In the softwood plantations, we are felling Spruce, Larch, Corsican Pine and Douglas Fir in rotation when they reach maturity. We are replanting in the next planting season (Nov-March). This gives us a constant supply of mature timber, which goes to make window, frames, doors and items for the construction industry.
The first and second thinnings are used for fence posts, bars etc. The rest is chipped to feed our biomass boiler at the Ramsbury distillery.
On the broadleaf areas, which dominate our woodland ,trees are felled either because they have become dangerous, old and diseased or they are mature and can be used for all sorts of hardwood applications. The poor wood is destined for firewood.
Once trees have been felled, the areas are replanted with a mix of species - oak, beech, wild cherry, hornbeam, limes, walnut, hazel, field maple and occasionally crab apples or holly.
Because we are sequentially felling, over time the woodland becomes multi- aged with two hundred, one hundred and fifty, thirty year and possibly one or two year old trees in small parcels.

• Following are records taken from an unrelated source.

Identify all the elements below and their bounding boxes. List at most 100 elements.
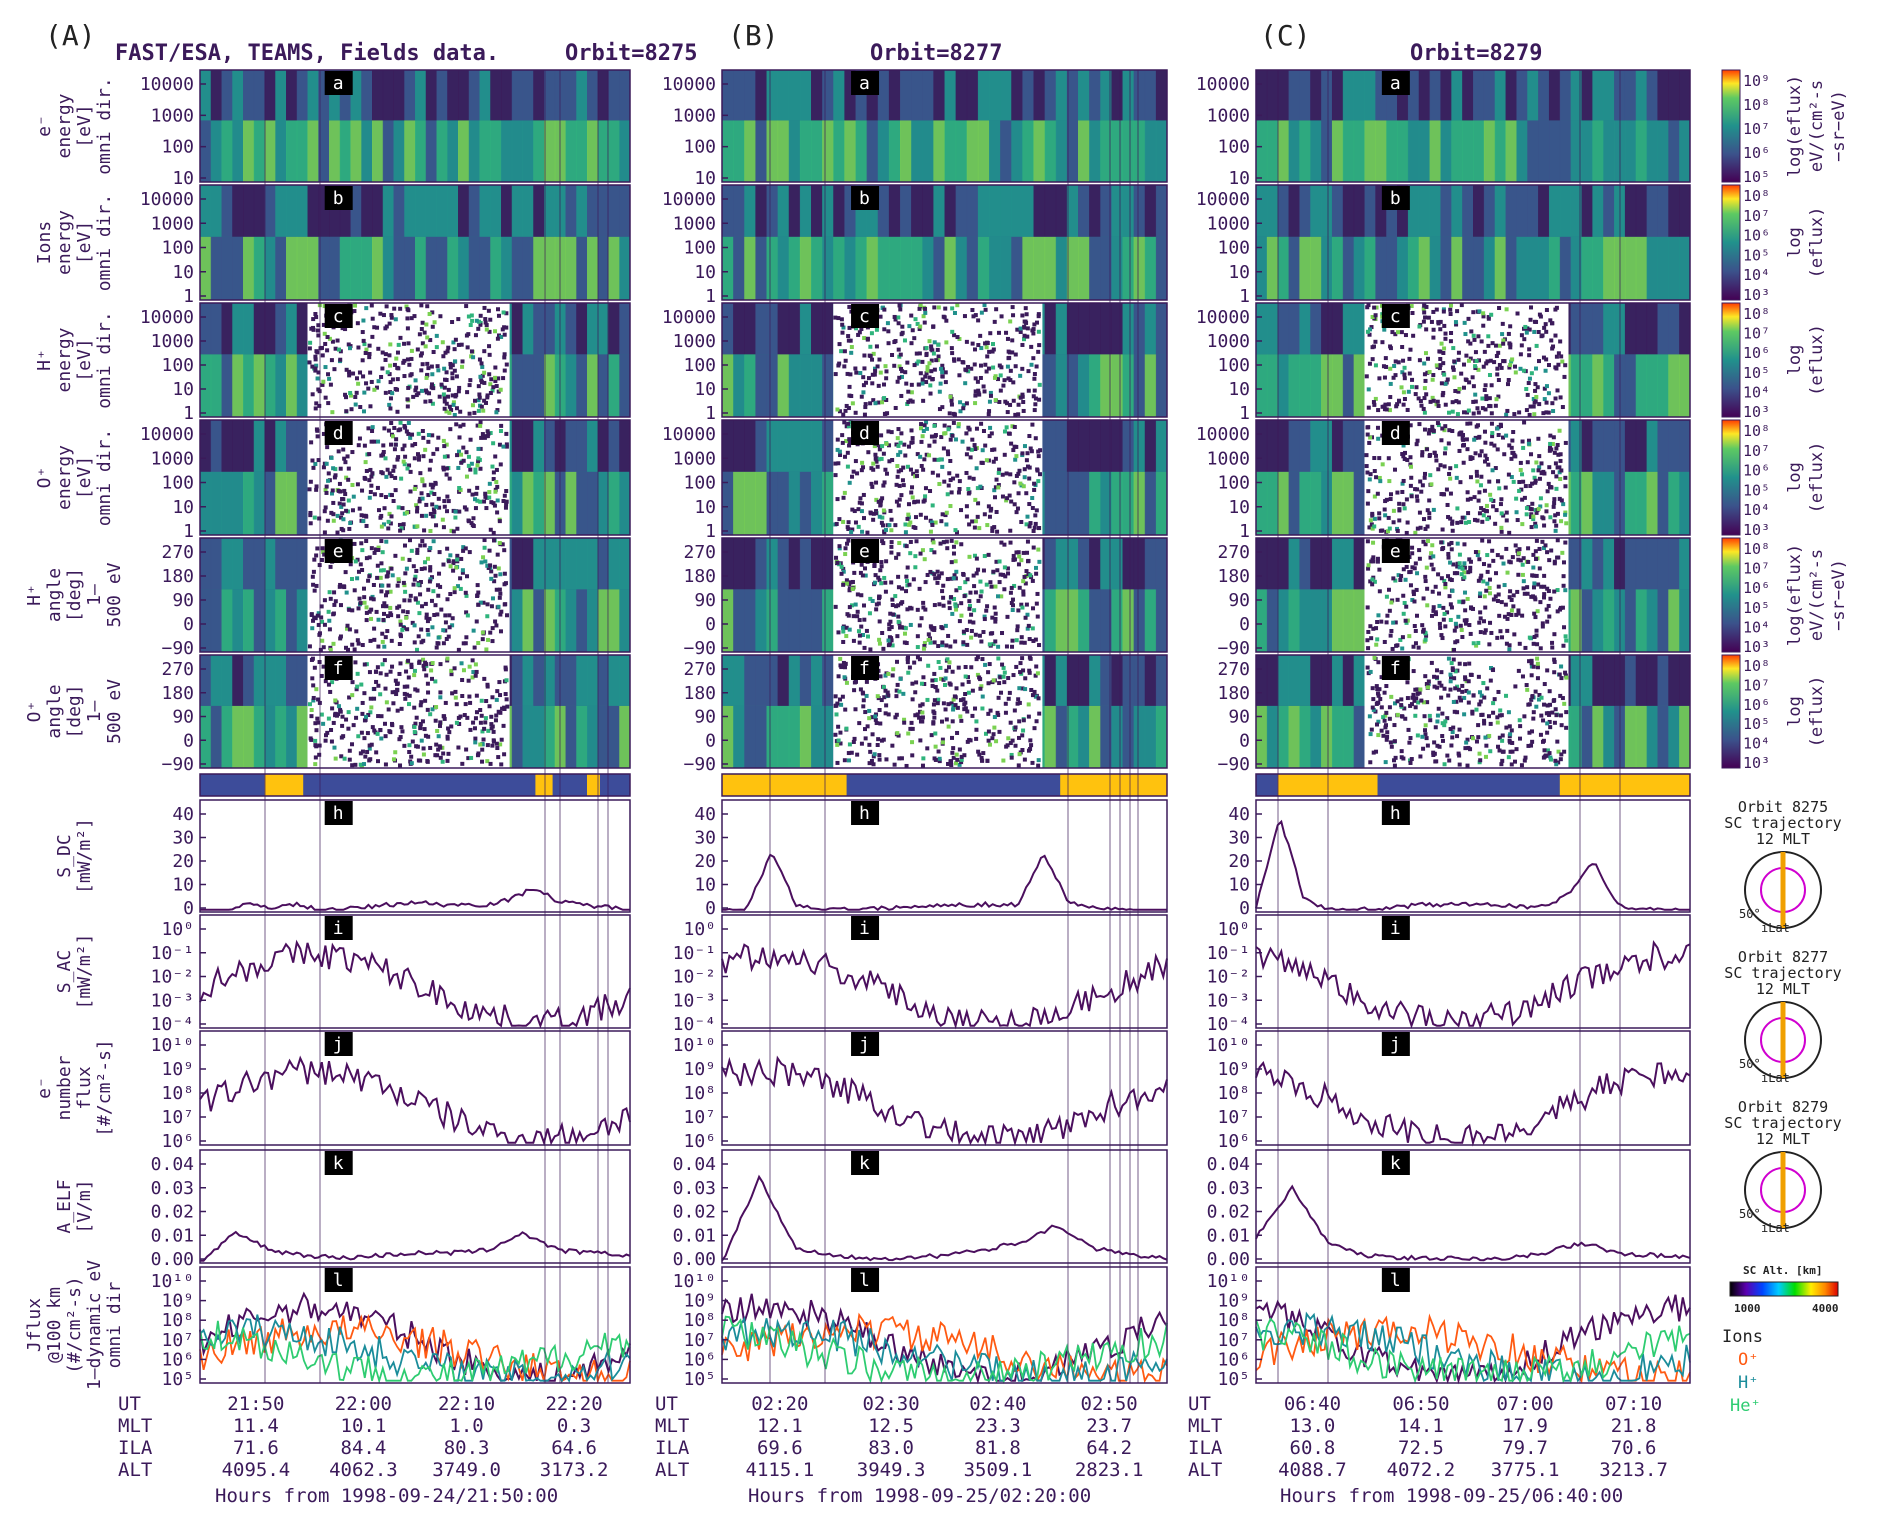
panel-b-col1-ytick: 1	[705, 286, 716, 307]
panel-c-col0-cell	[308, 340, 313, 345]
panel-c-col1-cell	[978, 375, 983, 380]
panel-d-col0-cell	[466, 463, 471, 468]
panel-e-col0-cell	[381, 568, 386, 573]
panel-f-col0-cell	[367, 758, 372, 763]
panel-c-col1-band	[744, 303, 756, 355]
panel-d-col0-cell	[504, 489, 509, 494]
panel-b-col0-band	[565, 236, 577, 300]
panel-f-col1-cell	[843, 707, 848, 712]
panel-f-col1-cell	[932, 698, 937, 703]
panel-c-col1-band	[1055, 354, 1068, 417]
panel-c-col0-cell	[326, 372, 331, 377]
panel-e-col0-cell	[488, 563, 493, 568]
panel-d-col0-cell	[370, 428, 375, 433]
panel-e-col0-cell	[486, 565, 491, 570]
panel-c-col1-cell	[925, 365, 930, 370]
panel-c-col2-cell	[1417, 358, 1422, 363]
panel-b-col2-band	[1581, 185, 1593, 237]
panel-e-col0-cell	[350, 608, 355, 613]
panel-e-col1-cell	[979, 639, 984, 644]
panel-d-col0-cell	[335, 513, 340, 518]
panel-d-col0-band	[619, 420, 631, 472]
panel-f-col0-cell	[481, 737, 486, 742]
panel-d-col0-cell	[423, 447, 428, 452]
panel-d-col0-cell	[370, 425, 375, 430]
panel-d-col0-cell	[360, 488, 365, 493]
panel-b-col2-band	[1299, 236, 1311, 300]
panel-e-col0-cell	[369, 607, 374, 612]
panel-b-col0-band	[264, 236, 276, 300]
panel-e-col1-cell	[889, 544, 894, 549]
panel-f-col1-cell	[936, 697, 941, 702]
panel-e-col1-cell	[935, 569, 940, 574]
panel-e-col1-band	[755, 589, 767, 652]
panel-c-col2-cell	[1544, 410, 1549, 415]
panel-f-col0-ytick: −90	[161, 754, 194, 775]
panel-e-col0-cell	[402, 583, 407, 588]
panel-c-col0-ylabel: H⁺	[34, 349, 55, 371]
panel-a-col0-ytick: 10	[172, 168, 194, 189]
panel-d-col1-ytick: 100	[683, 473, 716, 494]
panel-c-col1-cell	[841, 412, 846, 417]
panel-c-col0-cell	[477, 357, 482, 362]
panel-e-col0-cell	[332, 602, 337, 607]
panel-e-col1-cell	[926, 632, 931, 637]
panel-b-col2-cbar-label: (eflux)	[1807, 207, 1827, 279]
panel-c-col0-cell	[360, 358, 365, 363]
panel-a-col2-band	[1559, 120, 1572, 182]
panel-c-col1-cell	[951, 411, 956, 416]
panel-d-col1-cell	[936, 457, 941, 462]
panel-f-col0-cell	[497, 680, 502, 685]
panel-e-col0-cell	[487, 548, 492, 553]
panel-c-col2-cell	[1537, 359, 1542, 364]
panel-k-col1-bg	[722, 1150, 1167, 1263]
panel-c-col1-cell	[983, 341, 988, 346]
panel-c-col2-band	[1581, 303, 1593, 355]
panel-b-col0-band	[210, 236, 222, 300]
panel-d-col1-cell	[1033, 521, 1038, 526]
panel-f-col1-cell	[851, 739, 856, 744]
panel-b-col2-band	[1386, 185, 1398, 237]
panel-f-col1-cell	[951, 704, 956, 709]
panel-d-col0-cell	[493, 454, 498, 459]
panel-f-col1-cell	[985, 758, 990, 763]
panel-d-col0-cell	[335, 530, 340, 535]
panel-c-col1-cell	[937, 389, 942, 394]
panel-d-col0-cell	[415, 509, 420, 514]
panel-e-col1-cell	[1022, 574, 1027, 579]
panel-a-col2-band	[1451, 120, 1463, 182]
panel-e-col1-cell	[1016, 550, 1021, 555]
panel-d-col1-cell	[1021, 484, 1026, 489]
panel-c-col2-band	[1570, 354, 1582, 417]
panel-e-col1-band	[1089, 538, 1101, 590]
panel-f-col1-cell	[833, 694, 838, 699]
panel-c-col1-cell	[984, 345, 989, 350]
panel-e-col1-cell	[903, 626, 908, 631]
panel-d-col0-cell	[372, 492, 377, 497]
panel-c-col0-cell	[406, 341, 411, 346]
panel-f-col0-cell	[402, 691, 407, 696]
panel-e-col0-band	[232, 589, 244, 652]
panel-d-col1-band	[1055, 471, 1068, 535]
panel-f-col1-band	[1155, 705, 1168, 768]
panel-e-col0-cell	[322, 552, 327, 557]
panel-e-col1-cell	[843, 552, 848, 557]
panel-e-col1-cell	[996, 594, 1001, 599]
panel-f-col1-cell	[915, 712, 920, 717]
panel-c-col0-cell	[317, 403, 322, 408]
panel-f-col1-cell	[1029, 687, 1034, 692]
panel-e-col0-cell	[380, 583, 385, 588]
panel-e-col0-cell	[307, 644, 312, 649]
panel-e-col1-cell	[856, 629, 861, 634]
panel-e-col0-cell	[447, 625, 452, 630]
panel-d-col0-cell	[461, 458, 466, 463]
footer-mlt: 1.0	[449, 1415, 483, 1437]
panel-e-col1-cell	[944, 539, 949, 544]
panel-e-col1-cell	[962, 594, 967, 599]
panel-c-col1-cell	[897, 303, 902, 308]
panel-f-col1-cell	[980, 758, 985, 763]
panel-f-col1-cell	[864, 693, 869, 698]
panel-f-col1-cell	[846, 758, 851, 763]
panel-c-col0-ytick: 100	[161, 355, 194, 376]
panel-a-col0-band	[436, 70, 448, 121]
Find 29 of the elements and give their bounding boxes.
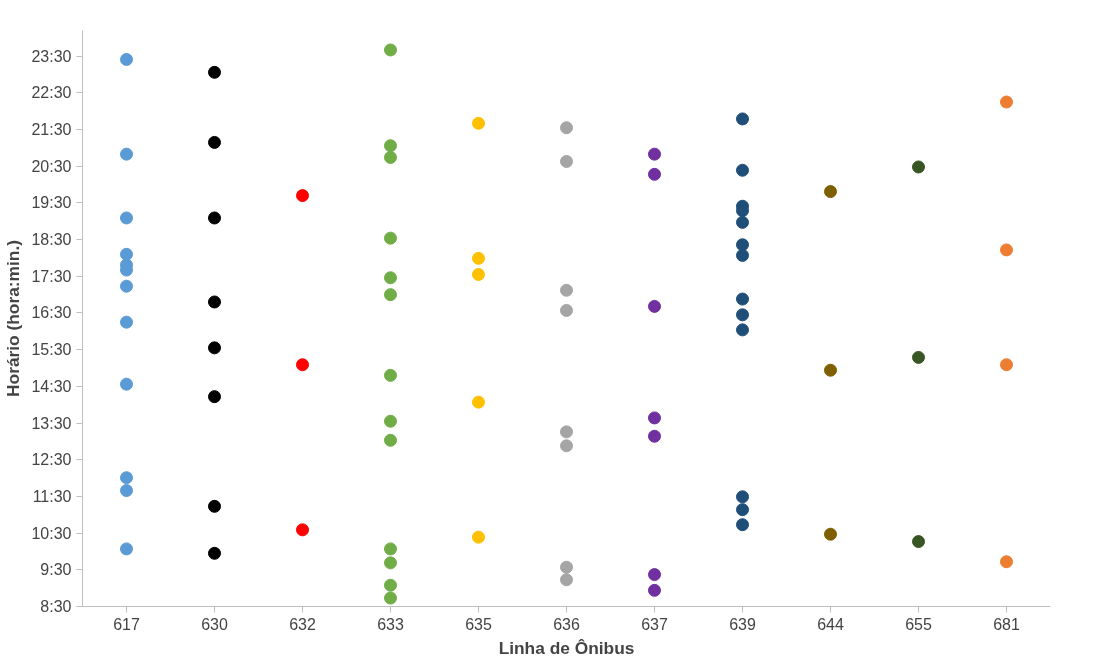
x-tick-label: 635 xyxy=(465,615,492,633)
x-tick-label: 655 xyxy=(905,615,932,633)
y-tick-label: 9:30 xyxy=(40,561,72,579)
x-tick-label: 681 xyxy=(993,615,1020,633)
x-tick-label: 630 xyxy=(201,615,228,633)
y-tick-label: 10:30 xyxy=(31,524,72,542)
y-tick-label: 18:30 xyxy=(31,231,72,249)
x-tick-label: 632 xyxy=(289,615,316,633)
x-tick-label: 637 xyxy=(641,615,668,633)
y-tick-label: 22:30 xyxy=(31,84,72,102)
y-tick-label: 12:30 xyxy=(31,451,72,469)
y-tick-label: 11:30 xyxy=(32,487,72,505)
y-tick-label: 21:30 xyxy=(31,121,72,139)
y-tick-label: 20:30 xyxy=(31,157,72,175)
y-tick-label: 16:30 xyxy=(31,304,72,322)
x-tick-label: 639 xyxy=(729,615,756,633)
x-tick-label: 633 xyxy=(377,615,404,633)
x-axis-title: Linha de Ônibus xyxy=(498,637,635,658)
x-tick-label: 636 xyxy=(553,615,580,633)
y-tick-label: 23:30 xyxy=(31,47,72,65)
y-tick-label: 17:30 xyxy=(31,267,72,285)
y-tick-label: 13:30 xyxy=(31,414,72,432)
y-tick-label: 15:30 xyxy=(31,341,72,359)
y-tick-label: 19:30 xyxy=(31,194,72,212)
x-tick-label: 644 xyxy=(817,615,844,633)
x-tick-label: 617 xyxy=(113,615,140,633)
y-tick-label: 14:30 xyxy=(31,377,72,395)
y-tick-label: 8:30 xyxy=(40,598,72,615)
y-axis-title: Horário (hora:min.) xyxy=(3,240,24,397)
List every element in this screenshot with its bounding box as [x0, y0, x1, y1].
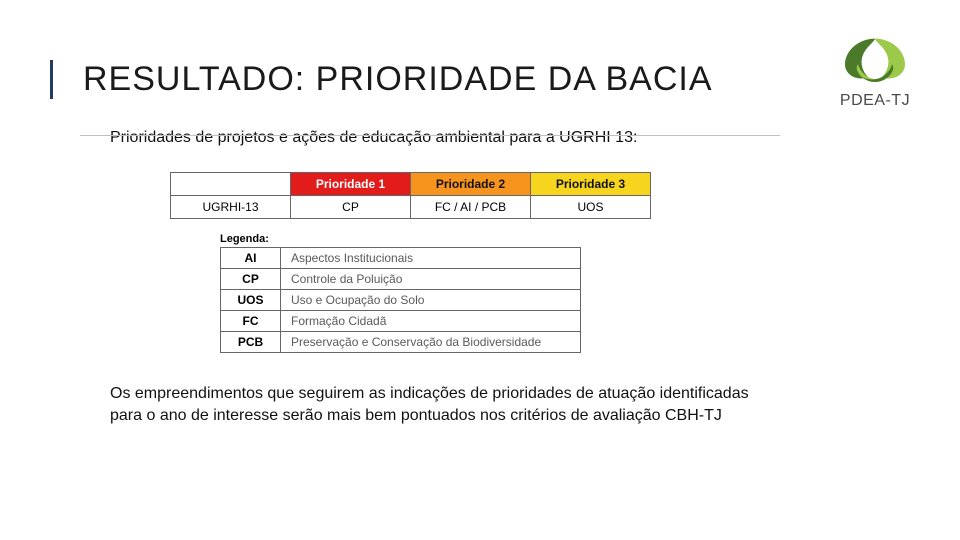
leaf-logo-icon — [830, 30, 920, 90]
legend-key: CP — [221, 269, 281, 290]
content-area: Prioridades de projetos e ações de educa… — [60, 129, 880, 426]
title-underline — [80, 135, 780, 136]
priority-table: Prioridade 1 Prioridade 2 Prioridade 3 U… — [170, 172, 651, 219]
legend-table: AIAspectos Institucionais CPControle da … — [220, 247, 581, 353]
priority-header-3: Prioridade 3 — [531, 173, 651, 196]
legend-value: Preservação e Conservação da Biodiversid… — [281, 332, 581, 353]
legend-key: AI — [221, 248, 281, 269]
legend-key: UOS — [221, 290, 281, 311]
priority-cell-2: FC / AI / PCB — [411, 196, 531, 219]
logo-text: PDEA-TJ — [840, 92, 910, 110]
legend-value: Uso e Ocupação do Solo — [281, 290, 581, 311]
table-row: Prioridade 1 Prioridade 2 Prioridade 3 — [171, 173, 651, 196]
table-row: UOSUso e Ocupação do Solo — [221, 290, 581, 311]
table-row: PCBPreservação e Conservação da Biodiver… — [221, 332, 581, 353]
table-row: AIAspectos Institucionais — [221, 248, 581, 269]
legend-key: PCB — [221, 332, 281, 353]
table-row: FCFormação Cidadã — [221, 311, 581, 332]
title-block: RESULTADO: PRIORIDADE DA BACIA — [50, 60, 880, 99]
page-title: RESULTADO: PRIORIDADE DA BACIA — [83, 60, 713, 99]
tables-wrap: Prioridade 1 Prioridade 2 Prioridade 3 U… — [170, 172, 840, 353]
logo: PDEA-TJ — [830, 30, 920, 110]
legend-value: Formação Cidadã — [281, 311, 581, 332]
priority-row-header: UGRHI-13 — [171, 196, 291, 219]
slide-root: PDEA-TJ RESULTADO: PRIORIDADE DA BACIA P… — [0, 0, 960, 540]
table-row: CPControle da Poluição — [221, 269, 581, 290]
priority-cell-1: CP — [291, 196, 411, 219]
title-accent-bar — [50, 60, 53, 99]
legend-value: Controle da Poluição — [281, 269, 581, 290]
legend-label: Legenda: — [220, 233, 840, 245]
legend-key: FC — [221, 311, 281, 332]
closing-text: Os empreendimentos que seguirem as indic… — [110, 383, 750, 426]
priority-cell-3: UOS — [531, 196, 651, 219]
priority-table-corner — [171, 173, 291, 196]
priority-header-1: Prioridade 1 — [291, 173, 411, 196]
intro-text: Prioridades de projetos e ações de educa… — [110, 129, 840, 147]
legend-value: Aspectos Institucionais — [281, 248, 581, 269]
table-row: UGRHI-13 CP FC / AI / PCB UOS — [171, 196, 651, 219]
priority-header-2: Prioridade 2 — [411, 173, 531, 196]
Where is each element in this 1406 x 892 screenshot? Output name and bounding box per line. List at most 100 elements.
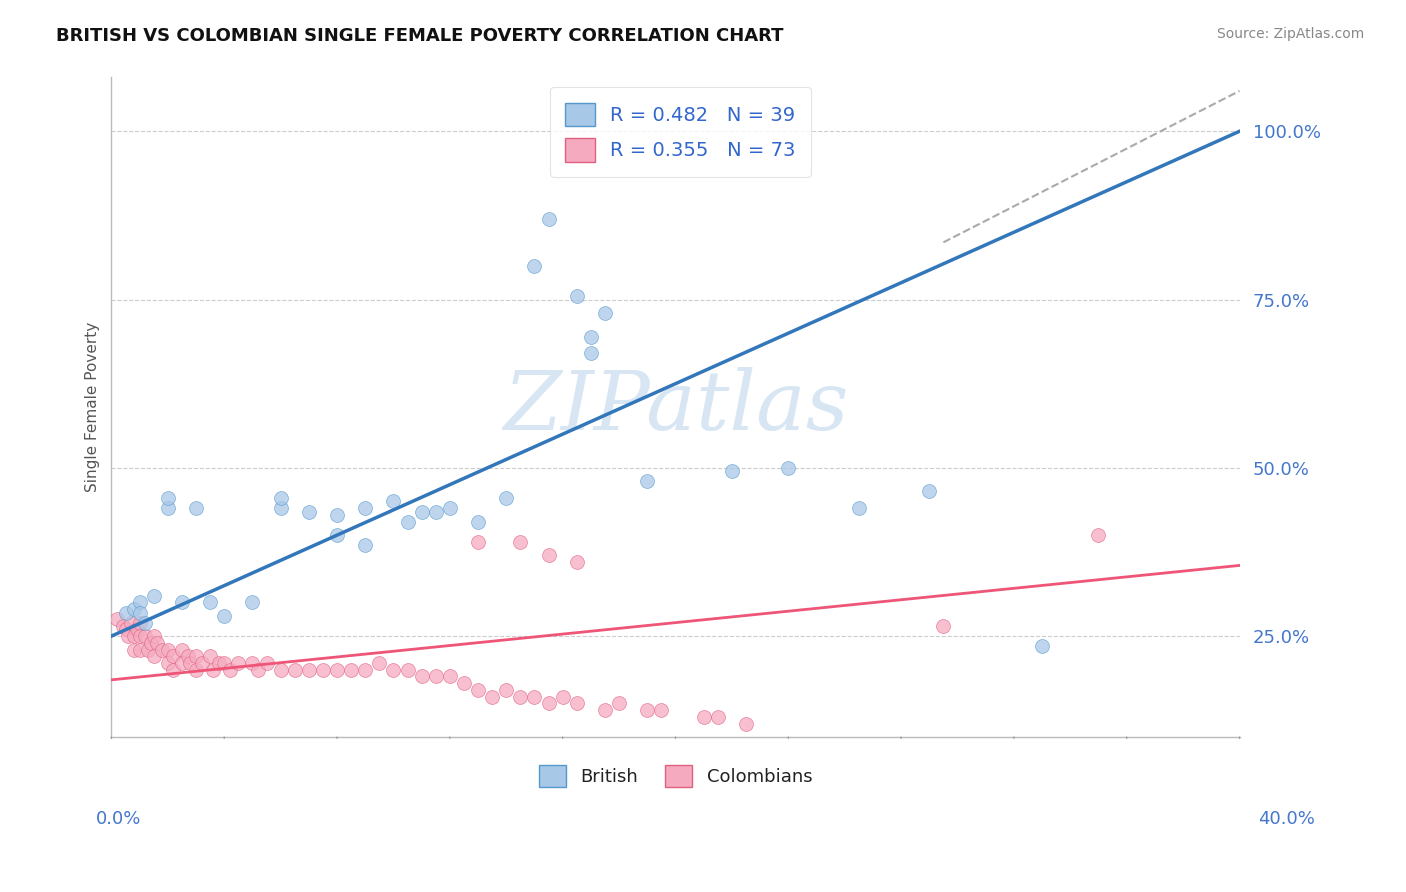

This mix of ages and species creates resilience in a woodland, which effectively does two things. It creates a very varied habitat for flora and fauna, invertebrates and the like. And if disease strikes – as in the case of Chalara – it will not destroy the whole woodland.
It seems rather poignant that in this centenary year of the creation of the Forestry Commission, United Kingdom woodlands face their most challenging and serious situation since its inception.
Born out of a desperate need to become more self-sufficient in timber, the Commission has been relatively successful. Centuries of building ships of the line, pit props for the mining industry, duck boards for the trenches in the Great War and many more uses led us to import 90 per cent of our timber even before the 1914 war. The U-boat menace put even more pressure on UK woodlands.
Under the Forestry Commission’s guidance the area of broadleaved woodland today is 80 per cent greater than the total woodland shown in the 1877 agricultural survey.
We ourselves have planted nearly 200 acres of new wood on former farmland over the last twenty years. If you combine that with re-stocking felled woodland areas it accounts for a few hundred thousand trees.
But ash dieback is here and we have to manage it. We are – and will be – leaving trees which show tolerance to the disease. Apparently UK ash trees have a more diverse genetic makeup than their continental cousins, so in time if there are fully resistant trees out there, and we may be able to plant ash again.
Our landscape will change in the short term, but I suppose that’s evolution The flora and fauna will adapt and hopefully people will take the long term view – a view that every forester has every day.